Olaizola II, el pelotari más longevo, sigue reivindicándose dos décadas después

V. S.

logroño. Aimar Olaizola se mantiene en la brecha veinte años y un mes después de su debut, allá por 1998. Antes del Campeonato Manomanista aseguraba que veía difícil volver a una final. Pocas semanas después, comienza una nueva tanda de entrenamientos para encarar la cita del 27 de mayo con garantías. Será su décima lucha por el título.

Su DNI asegura que ya ha cumplido 38 años. Como los pensionistas lo hacen en la calle, el de Goizueta grita en los frontones. No hay edad cuando sobran los motivos y ganas. Y el navarro las tiene. Ante Jokin Altuna protagonizará la final de la historia con más diferencia de edad entre sus contendientes: 16 años.

Olaizola busca así continuar la estela de los veteranos que han superado ampliamente la cuarentena para alzarse con el título del mano a mano. Atano III se subió a lo más alto en 1946, con 42 años. Julián Retegui lucía 39 años cuando se coronó en 1993 y Arretxe, en 1997, o Lajos, en 1976, ya habían cumplido los 36. En un momento en el que las empresas penalizan la edad, Olaizola es un ejemplo de lo que un pelotari, con tiempo y, por supuesto, cualidades, puede llegar a ser.

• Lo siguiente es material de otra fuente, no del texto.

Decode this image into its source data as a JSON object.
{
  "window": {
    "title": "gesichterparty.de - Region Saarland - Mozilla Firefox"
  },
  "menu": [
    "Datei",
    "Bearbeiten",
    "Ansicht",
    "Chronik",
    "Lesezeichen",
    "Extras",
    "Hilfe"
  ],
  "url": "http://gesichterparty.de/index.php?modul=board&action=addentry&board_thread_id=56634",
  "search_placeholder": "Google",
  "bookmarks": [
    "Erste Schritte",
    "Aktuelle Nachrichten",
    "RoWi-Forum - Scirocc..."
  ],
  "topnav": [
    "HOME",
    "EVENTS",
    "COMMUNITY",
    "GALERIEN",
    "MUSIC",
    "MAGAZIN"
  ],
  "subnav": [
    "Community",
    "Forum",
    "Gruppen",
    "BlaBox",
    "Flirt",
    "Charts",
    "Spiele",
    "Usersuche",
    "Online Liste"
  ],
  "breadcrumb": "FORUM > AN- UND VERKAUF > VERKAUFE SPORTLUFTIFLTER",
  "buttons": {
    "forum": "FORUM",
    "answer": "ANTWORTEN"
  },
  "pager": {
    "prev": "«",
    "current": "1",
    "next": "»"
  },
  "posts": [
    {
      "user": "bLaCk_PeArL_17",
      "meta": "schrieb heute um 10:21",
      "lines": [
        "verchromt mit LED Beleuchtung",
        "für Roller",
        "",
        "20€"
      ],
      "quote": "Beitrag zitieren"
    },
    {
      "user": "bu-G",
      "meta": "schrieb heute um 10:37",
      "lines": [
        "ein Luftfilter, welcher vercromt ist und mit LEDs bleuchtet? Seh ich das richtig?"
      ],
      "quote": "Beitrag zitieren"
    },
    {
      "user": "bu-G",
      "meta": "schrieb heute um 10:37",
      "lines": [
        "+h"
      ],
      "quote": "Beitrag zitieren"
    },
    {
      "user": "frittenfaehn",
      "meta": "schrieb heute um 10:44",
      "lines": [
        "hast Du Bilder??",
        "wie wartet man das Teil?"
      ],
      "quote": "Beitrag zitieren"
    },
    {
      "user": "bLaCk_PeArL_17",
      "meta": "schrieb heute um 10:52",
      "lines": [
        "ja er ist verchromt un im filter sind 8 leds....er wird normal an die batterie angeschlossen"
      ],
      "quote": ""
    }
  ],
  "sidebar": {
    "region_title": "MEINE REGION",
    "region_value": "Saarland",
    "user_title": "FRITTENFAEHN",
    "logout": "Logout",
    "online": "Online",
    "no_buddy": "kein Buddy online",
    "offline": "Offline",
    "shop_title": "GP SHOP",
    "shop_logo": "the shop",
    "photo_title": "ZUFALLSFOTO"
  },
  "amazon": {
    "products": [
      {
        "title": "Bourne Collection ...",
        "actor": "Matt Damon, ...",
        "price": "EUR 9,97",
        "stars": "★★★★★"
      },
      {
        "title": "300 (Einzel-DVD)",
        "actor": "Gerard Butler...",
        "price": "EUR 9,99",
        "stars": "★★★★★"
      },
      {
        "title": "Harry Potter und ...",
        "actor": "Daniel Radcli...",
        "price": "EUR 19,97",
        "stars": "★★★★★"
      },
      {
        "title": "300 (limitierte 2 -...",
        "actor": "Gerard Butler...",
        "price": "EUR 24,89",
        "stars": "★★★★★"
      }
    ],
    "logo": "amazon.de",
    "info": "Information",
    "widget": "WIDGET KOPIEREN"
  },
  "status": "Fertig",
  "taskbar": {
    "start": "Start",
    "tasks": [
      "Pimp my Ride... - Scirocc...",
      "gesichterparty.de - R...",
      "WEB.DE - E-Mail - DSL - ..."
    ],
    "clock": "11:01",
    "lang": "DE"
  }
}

En el lado contrario de ese grupo de veteranos está la insolencia de Iker Irribarria, el más precoz, que se llevó a casa la lana con 19 años en el 2016. Jokin Altuna no puede aspirar a batir ese récord, pero sí a estrenarse en una modalidad que parecía quedarle grande. Sin embargo, el que se ha hecho un gigante es el de Amézqueta, con un torneo soberbio.

La expectación por ver la final es enorme. Apenas medio centenar de entradas quedan ya disponibles para la final del Manomanista.